— Это оскорбление! Плевок в лицо! Пластиковая навозная куча! Пощечина искусству и пинок в зад человечеству! Оскорбление! Оскорбление!
— А почему это такое уж оскорбление, доктор Рескинзон? — спрашивает фидорепортер. — Потому что высмеивает христианскую веру, и панаморитскую тоже? Но мне так не кажется. Мне кажется, Виннеган пытается показать, что люди извратили христианство, а может быть, и все религии, все идеалы, в угоду собственной алчности и тяге к самоуничтожению, что человек по своей сути — убийца и извратитель. По крайней мере у меня это вызывает такие мысли, хотя, конечно, я не специалист, и...
— Предоставьте анализ критикам, молодой человек! — отрезает Рескинзон. — У вас есть две кандидатские степени — по психиатрии и по искусству? У вас есть правительственная лицензия критика? Виннеган лишен какого бы то ни было таланта, не говоря уж о гении, о котором разглагольствуют разные болваны, мороча голову сами себе. Это позорище Беверли-Хиллз демонстрирует нам здесь свой хлам — попросту какую-то мешанину, привлекающую внимание исключительно новой техникой живописи, которую мог бы изобрести любой электронщик. Меня приводит в ярость, что с помощью обыкновенного трюка, самого тривиального новшества можно одурачить не только определенную часть публики, но и высокообразованных, уполномоченных федеральным правительством критиков, например присутствующего здесь доктора Лускуса. Впрочем, всегда есть ученые ослы, которые издают такое громогласное, напыщенное и невразумительное ржание, что...
— А правда ли, — спрашивает фидорепортер, — что многих художников, которых мы сегодня называем великими, Ван Гога например, критики того времени отвергали или не замечали? И...
Фидорепортер, прекрасно умеющий подзадоривать людей, чтобы доставить удовольствие зрителям, делает паузу.

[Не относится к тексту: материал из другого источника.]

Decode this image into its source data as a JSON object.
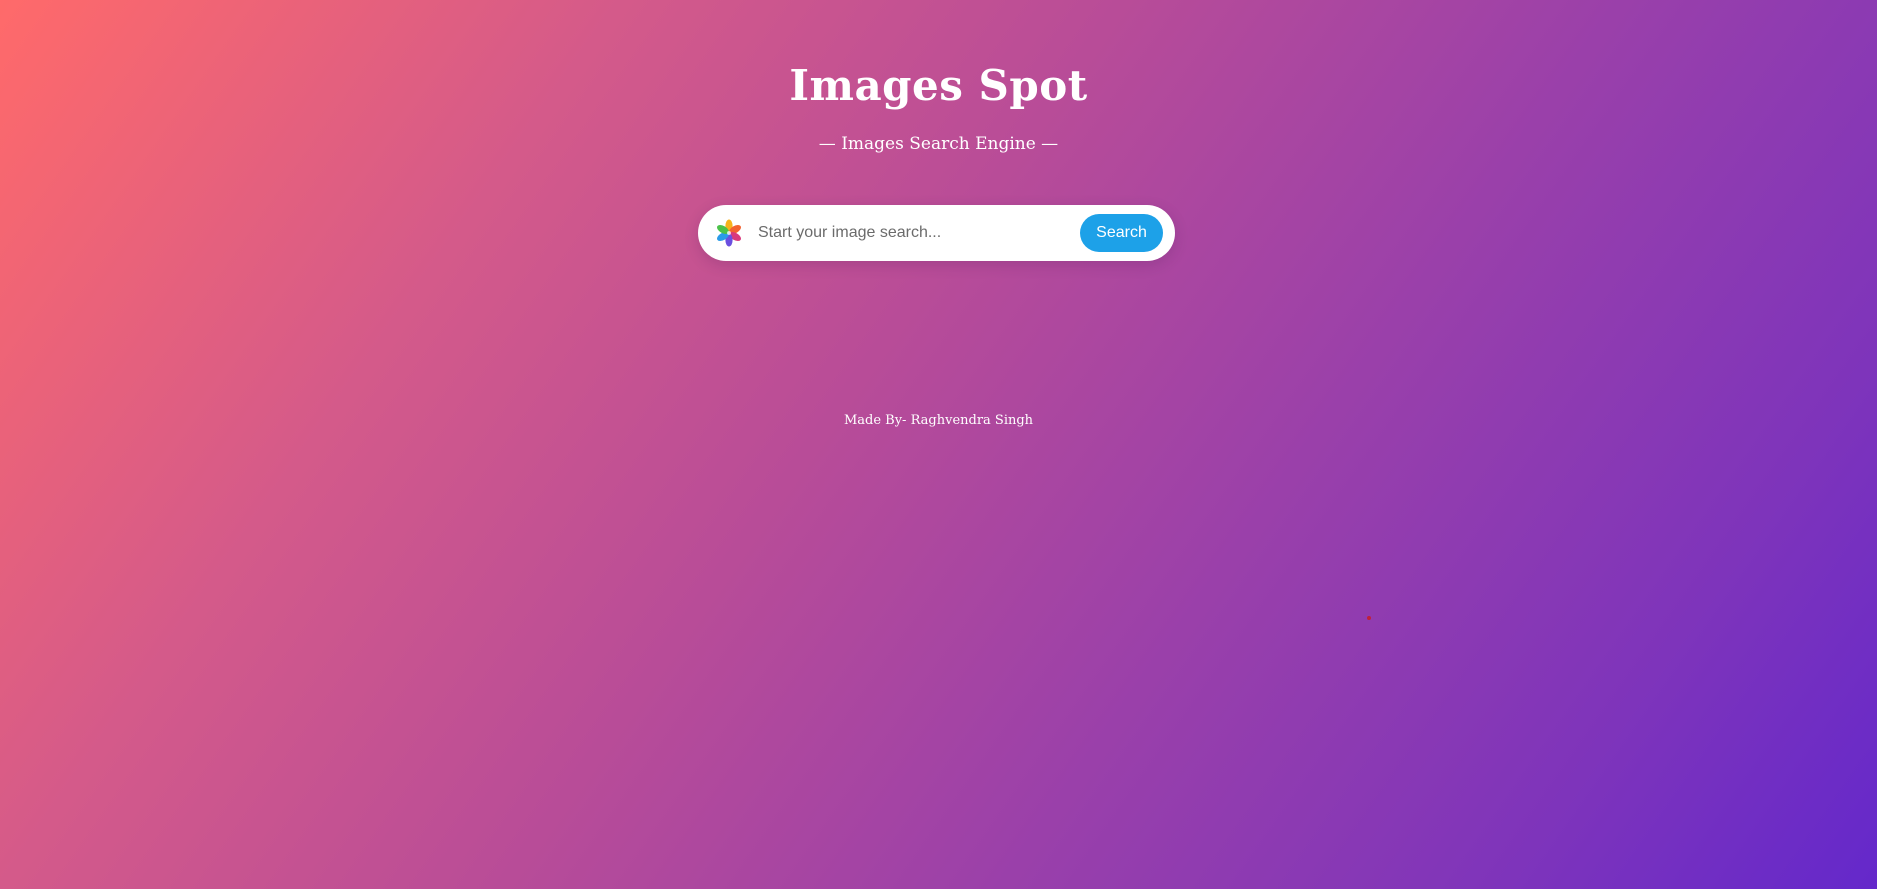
{
  "header": {
    "title": "Images Spot",
    "subtitle": "— Images Search Engine —"
  },
  "search": {
    "icon": "photos-flower-icon",
    "placeholder": "Start your image search...",
    "value": "",
    "button_label": "Search",
    "button_color": "#1da1e8"
  },
  "footer": {
    "credit": "Made By- Raghvendra Singh"
  },
  "colors": {
    "background_start": "#ff6a6a",
    "background_end": "#6428cb",
    "text": "#ffffff"
  }
}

Рескинзон весь раздувается, его голова становится похожа на аневризму, которая вот-вот лопнет.
— Я вам не какой-нибудь невежда! — вопит он. — Не моя вина, что в прошлом тоже были такие же Лускусы! Я знаю, о чем говорю! Виннеган — всего лишь микрометеорит на небосводе Искусства, который в подметки не годится великим светилам живописи. Его репутация раздута известной кликой, чтобы наслаждаться отраженными лучами его славы, — это гиены, которые кусают руку того, кто их кормит, словно бешеные собаки...
— Вам не кажется, что у вас несколько путаные метафоры? — спрашивает фидорепортер.
Лускус нежно берет Чиба за руку и отводит его в сторону, подальше от камеры.
— Чиб, дорогой мой, — воркующим голосом начинает он, — пора объясниться. Ты знаешь, как я тебя люблю, и не только как художника. Ты не можешь больше противостоять волнам глубокой взаимной симпатии, которые омывают нас обоих. Боже, если бы ты знал, как я мечтал о тебе, о моем восхитительном богоподобном Чибе...
— Если вы думаете, что я скажу «да» только потому, что в вашей воле создать или уничтожить мою репутацию, дать или не дать мне грант, то вы ошибаетесь, — говорит Чиб, вырывая руку.
Единственный глаз Лускуса сверлит его свирепым взглядом.
— Неужели я тебе противен? Ведь не из моральных же соображений...
— Дело в принципе, — отвечает Чиб. — Даже если бы я был в вас влюблен, чего на самом деле нет, я бы вам не отдался. Я хочу, чтобы меня ценили по моим делам, и только по ним. А если подумать, то мне наплевать, ценят меня или нет. Я не желаю выслушивать ни похвалы, ни ругань, ни от вас, ни от кого угодно. Смотрите, шакалы, на мои картины и обсуждайте их друг с другом. Только не надейтесь, что я соглашусь с вашими убогими мнениями.
ХОРОШИЙ КРИТИК — ЭТО МЕРТВЫЙ КРИТИК
Омар Руник сошел со своей эстрады и уже стоит перед картинами Чиба. Положив руку на обнаженную левую половину груди, где вытатуирован портрет Германа Мелвилла (почетное место на другой половине занимает Гомер), он принимается что-то громко выкрикивать. Его черные глаза похожи на дверцы топки, выбитые взрывом. Как случалось и раньше, при виде картин Чиба его охватывает вдохновение.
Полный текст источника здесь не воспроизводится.